Maintaining proper tire pressure and regularly rotating your tires will greatly reduce tire wear, and guess what? Tire rotation is included in all of our Scheduled Maintenance Packages. Woohoo!
A tire rotation means switching tires from one position to another on your car. That might sound like a “no duh!” answer, but rotating your tires is an important part of car ownership. Usually we'll move the front tires to the rear, and the rear tires to the front. Sometimes the tires will also need to be rotated right to left and vice versa.
Tires tend to wear differently depending on the type of vehicle. Here's a rundown on how your car may wear down its tires:
Front-Wheel Drive (FWD) Vehicles – Since the front tires are the ones delivering power to the road and steering the vehicle, the front tires typically wear more quickly than the rear ones.
Rear-Wheel Drive (RWD) Vehicles – The rear tires transfer power to the pavement while the front tires are doing the steering. Because of this, all four tires may wear at a similar rate but with different wear patterns between front and rear.
All-Wheel Drive (AWD) Vehicles – While all four tires are providing power on the road, it's incredibly important to routinely rotate the tires on these vehicles. Differences in tread depth between the tires place extra stress on the drivetrain.
Getting new tires is a pain. That’s why rotating your tires on a regular schedule at Brakes Plus is a great idea! Regular rotations will ensure all four of your tires wear down at a similar rate, extending their lifespan and ultimately saving you time and cash.

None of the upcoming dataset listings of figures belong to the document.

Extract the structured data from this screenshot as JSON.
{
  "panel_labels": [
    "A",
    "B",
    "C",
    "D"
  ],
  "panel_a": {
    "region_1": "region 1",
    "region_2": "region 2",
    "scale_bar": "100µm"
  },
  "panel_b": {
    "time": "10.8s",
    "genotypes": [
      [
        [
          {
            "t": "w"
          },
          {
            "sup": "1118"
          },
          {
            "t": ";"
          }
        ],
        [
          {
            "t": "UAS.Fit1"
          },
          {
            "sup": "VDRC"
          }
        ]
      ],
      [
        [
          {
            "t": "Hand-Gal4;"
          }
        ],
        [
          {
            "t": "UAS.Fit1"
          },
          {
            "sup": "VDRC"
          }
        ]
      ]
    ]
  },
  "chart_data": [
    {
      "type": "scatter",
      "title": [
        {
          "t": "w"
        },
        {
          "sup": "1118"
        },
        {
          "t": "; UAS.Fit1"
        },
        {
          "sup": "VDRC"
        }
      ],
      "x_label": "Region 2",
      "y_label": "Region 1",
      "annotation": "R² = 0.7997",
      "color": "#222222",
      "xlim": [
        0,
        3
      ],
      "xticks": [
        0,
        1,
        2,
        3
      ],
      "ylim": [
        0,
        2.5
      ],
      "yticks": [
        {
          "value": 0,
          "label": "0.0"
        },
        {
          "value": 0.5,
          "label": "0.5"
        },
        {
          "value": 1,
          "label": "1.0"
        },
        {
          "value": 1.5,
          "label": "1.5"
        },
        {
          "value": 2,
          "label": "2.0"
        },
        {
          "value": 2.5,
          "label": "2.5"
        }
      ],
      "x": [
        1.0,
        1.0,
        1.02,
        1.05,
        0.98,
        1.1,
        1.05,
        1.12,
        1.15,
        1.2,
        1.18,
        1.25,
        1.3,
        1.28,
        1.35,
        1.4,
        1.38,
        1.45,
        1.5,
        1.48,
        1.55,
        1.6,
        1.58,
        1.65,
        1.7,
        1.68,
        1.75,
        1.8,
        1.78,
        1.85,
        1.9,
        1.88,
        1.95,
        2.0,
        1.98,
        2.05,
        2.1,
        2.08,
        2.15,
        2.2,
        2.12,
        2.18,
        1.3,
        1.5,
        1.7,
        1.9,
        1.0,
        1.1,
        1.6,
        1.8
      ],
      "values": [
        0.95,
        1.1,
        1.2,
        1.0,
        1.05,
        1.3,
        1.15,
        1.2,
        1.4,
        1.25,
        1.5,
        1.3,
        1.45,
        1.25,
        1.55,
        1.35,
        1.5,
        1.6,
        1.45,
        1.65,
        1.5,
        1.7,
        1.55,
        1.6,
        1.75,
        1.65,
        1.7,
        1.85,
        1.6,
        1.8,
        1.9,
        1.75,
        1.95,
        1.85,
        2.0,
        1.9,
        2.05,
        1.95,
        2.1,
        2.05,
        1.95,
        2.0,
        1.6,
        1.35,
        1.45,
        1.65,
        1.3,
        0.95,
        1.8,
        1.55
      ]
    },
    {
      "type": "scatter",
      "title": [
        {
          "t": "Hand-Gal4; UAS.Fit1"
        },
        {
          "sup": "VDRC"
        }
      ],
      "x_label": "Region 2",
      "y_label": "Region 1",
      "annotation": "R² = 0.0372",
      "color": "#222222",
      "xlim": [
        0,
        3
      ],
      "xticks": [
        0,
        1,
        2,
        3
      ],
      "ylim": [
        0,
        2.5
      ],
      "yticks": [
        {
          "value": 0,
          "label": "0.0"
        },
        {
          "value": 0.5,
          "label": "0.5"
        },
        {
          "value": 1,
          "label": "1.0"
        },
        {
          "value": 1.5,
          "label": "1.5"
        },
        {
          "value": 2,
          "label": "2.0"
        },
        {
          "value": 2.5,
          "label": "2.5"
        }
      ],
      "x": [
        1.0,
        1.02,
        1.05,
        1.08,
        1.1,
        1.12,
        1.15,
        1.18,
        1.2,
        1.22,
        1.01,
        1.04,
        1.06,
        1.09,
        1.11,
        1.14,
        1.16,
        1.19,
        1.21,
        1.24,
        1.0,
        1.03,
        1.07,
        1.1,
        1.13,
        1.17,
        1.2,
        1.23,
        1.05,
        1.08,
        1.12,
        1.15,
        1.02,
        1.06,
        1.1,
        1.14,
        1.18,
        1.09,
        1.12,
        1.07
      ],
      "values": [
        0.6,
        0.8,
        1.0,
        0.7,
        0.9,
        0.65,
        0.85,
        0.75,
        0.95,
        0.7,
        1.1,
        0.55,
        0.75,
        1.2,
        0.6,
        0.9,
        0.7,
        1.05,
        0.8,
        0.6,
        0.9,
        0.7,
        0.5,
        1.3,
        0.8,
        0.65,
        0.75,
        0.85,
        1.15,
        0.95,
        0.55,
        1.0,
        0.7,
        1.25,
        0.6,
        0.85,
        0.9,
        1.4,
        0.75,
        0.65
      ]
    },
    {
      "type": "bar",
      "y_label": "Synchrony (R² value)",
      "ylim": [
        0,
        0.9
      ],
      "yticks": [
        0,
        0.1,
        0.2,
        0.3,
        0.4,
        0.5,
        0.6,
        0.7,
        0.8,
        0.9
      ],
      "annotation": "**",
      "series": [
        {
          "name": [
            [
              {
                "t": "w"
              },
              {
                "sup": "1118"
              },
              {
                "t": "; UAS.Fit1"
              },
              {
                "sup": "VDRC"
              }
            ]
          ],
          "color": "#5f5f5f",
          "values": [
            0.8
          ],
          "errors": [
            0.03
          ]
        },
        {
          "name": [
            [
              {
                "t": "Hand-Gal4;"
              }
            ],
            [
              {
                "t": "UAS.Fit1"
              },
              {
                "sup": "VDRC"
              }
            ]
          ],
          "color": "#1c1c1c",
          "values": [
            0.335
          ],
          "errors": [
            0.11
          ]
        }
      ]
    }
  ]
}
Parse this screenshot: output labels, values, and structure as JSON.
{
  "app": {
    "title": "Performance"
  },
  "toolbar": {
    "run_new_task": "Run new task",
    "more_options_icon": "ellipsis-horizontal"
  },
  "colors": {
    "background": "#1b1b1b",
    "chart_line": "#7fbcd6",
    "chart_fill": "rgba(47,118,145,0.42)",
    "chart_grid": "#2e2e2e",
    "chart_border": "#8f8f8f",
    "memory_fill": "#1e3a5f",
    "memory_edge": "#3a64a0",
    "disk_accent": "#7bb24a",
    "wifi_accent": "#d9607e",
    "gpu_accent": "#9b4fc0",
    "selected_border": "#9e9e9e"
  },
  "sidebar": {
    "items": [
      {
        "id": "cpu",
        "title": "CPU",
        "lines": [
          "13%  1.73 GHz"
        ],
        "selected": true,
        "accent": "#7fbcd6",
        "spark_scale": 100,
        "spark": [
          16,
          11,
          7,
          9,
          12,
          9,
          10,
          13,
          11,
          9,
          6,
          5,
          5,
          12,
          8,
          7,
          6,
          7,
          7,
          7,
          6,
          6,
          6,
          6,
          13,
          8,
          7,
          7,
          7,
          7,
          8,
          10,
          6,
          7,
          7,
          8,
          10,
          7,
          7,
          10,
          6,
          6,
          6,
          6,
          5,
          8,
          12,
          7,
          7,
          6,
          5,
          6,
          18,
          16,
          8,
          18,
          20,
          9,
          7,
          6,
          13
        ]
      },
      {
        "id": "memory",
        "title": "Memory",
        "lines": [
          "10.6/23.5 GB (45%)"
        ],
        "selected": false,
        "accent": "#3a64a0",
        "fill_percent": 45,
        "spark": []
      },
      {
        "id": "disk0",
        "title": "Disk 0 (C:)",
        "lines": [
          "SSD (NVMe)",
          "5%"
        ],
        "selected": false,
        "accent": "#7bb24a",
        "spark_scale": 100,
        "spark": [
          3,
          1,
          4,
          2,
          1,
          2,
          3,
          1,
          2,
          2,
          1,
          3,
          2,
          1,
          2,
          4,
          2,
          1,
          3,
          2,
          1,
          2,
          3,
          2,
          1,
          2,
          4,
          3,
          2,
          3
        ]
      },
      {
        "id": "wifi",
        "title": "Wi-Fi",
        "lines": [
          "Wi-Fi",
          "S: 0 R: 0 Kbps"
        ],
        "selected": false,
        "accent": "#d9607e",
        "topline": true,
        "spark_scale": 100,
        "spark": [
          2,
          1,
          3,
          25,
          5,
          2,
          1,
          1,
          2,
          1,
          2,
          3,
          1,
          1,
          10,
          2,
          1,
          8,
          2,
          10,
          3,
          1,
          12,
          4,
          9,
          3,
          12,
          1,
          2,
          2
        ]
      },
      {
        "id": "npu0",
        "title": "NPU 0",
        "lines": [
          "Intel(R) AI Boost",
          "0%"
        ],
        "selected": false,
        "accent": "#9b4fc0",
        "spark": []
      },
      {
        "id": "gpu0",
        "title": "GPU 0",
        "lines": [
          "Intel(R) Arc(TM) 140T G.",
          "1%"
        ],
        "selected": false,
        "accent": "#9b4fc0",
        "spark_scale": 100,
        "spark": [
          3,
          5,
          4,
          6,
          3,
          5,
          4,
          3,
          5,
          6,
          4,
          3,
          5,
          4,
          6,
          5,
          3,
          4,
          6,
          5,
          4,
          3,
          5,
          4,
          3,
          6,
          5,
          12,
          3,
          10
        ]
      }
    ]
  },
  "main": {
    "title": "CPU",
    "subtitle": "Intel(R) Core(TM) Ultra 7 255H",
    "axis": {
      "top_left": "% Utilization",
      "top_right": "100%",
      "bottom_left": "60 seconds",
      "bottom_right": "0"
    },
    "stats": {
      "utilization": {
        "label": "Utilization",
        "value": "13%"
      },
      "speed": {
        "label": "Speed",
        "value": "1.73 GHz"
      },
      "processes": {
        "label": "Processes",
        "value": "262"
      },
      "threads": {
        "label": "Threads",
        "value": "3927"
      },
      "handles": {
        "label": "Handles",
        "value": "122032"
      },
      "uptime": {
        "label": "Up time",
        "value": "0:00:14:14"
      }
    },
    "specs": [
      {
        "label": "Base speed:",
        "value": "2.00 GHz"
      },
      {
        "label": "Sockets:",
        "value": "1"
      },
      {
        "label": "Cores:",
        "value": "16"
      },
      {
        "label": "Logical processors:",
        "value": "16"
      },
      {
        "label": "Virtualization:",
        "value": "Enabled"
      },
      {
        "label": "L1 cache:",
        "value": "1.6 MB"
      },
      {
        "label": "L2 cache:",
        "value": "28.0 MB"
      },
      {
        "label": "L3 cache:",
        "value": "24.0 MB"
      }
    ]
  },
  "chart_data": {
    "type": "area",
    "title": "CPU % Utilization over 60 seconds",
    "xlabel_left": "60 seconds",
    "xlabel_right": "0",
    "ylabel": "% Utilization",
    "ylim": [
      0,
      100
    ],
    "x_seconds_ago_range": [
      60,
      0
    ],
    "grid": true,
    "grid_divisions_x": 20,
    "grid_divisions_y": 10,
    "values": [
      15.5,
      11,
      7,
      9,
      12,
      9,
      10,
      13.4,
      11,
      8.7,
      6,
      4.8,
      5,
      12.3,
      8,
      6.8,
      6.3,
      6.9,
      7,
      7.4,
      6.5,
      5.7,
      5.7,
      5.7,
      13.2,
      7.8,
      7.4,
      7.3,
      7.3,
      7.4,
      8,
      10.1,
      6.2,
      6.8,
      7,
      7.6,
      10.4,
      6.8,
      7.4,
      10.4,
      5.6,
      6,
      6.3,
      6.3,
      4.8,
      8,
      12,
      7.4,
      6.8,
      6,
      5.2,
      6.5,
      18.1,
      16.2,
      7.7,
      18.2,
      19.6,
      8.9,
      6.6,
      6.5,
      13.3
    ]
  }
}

Tire rotations also help you maintain balanced handling on your car. For example, if your rear tires still have tread left while your front tires are bald, the vehicle could become much more difficult to control when the road is wet.
Last but not least, completing scheduled tire rotations is a requirement for most tire manufacturers to ensure warranties stay intact. That’s a biggie right there.